Watch: Political expert hopes NZ and Australia will 'step up' to fill gaps left by USAID cuts

4:24 pm on 28 February 2025

The Trump administration's decision to eliminate more than 90 percent of the US Agency for International Development (USAID) funding means "nothing's safe right now," a regional political expert says.

President Donald Trump's government has said it is slashing around US$60 billion in overall US development and humanitarian assistance around the world further its America First policy.

Last September, the former Deputy Secretary of State Kurt Campbell said that Washington has "listened carefully" to Pacific Island nations and was making efforts to boost its diplomatic footprint in the region.

Campbell had announced that the US contributed US$25m to the Pacific-owned and led Pacific Resilience Facility - a fund endorsed by leaders to make it easier for Forum members to access climate financing for adaptation, disaster preparedness and early disaster response projects.

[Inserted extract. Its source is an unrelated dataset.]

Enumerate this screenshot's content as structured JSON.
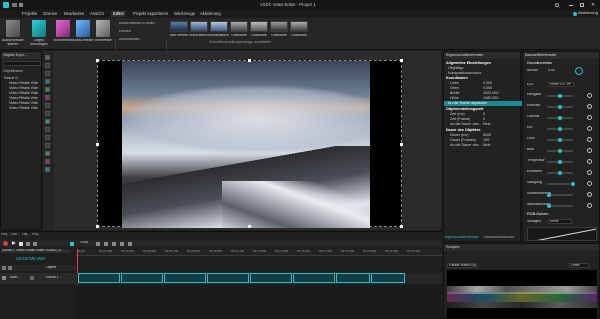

The US Agency for International Development headquarters in Washington as seen on September 9, 2019.

The US Agency for International Development headquarters in Washington as seen on September 9, 2019. Photo: Graeme Sloan/Sipa USA/AP via CNN Newsource

However, Trump's move has been said to have implications for the Pacific, which is one of the most aid-dependent regions in the world.

Research fellow at the Australian National University's Development Policy Centre Dr Terence Wood told Pacific Waves that, in the Pacific, the biggest impacts of the aid cut are likley to be felt by the three island nations in a Compact of Free Association (COFA) with the US.

He said that while the compact "is safe" for three COFA states - Federated States of Micronesia, Marshall Islands, and Palau - "these are unprecedented times".

"It would be unprecedented if the US just tore them up. But then again, the United States is showing very little regard for agreements that it has entered into in the past, so I would say that nothing's safe right now."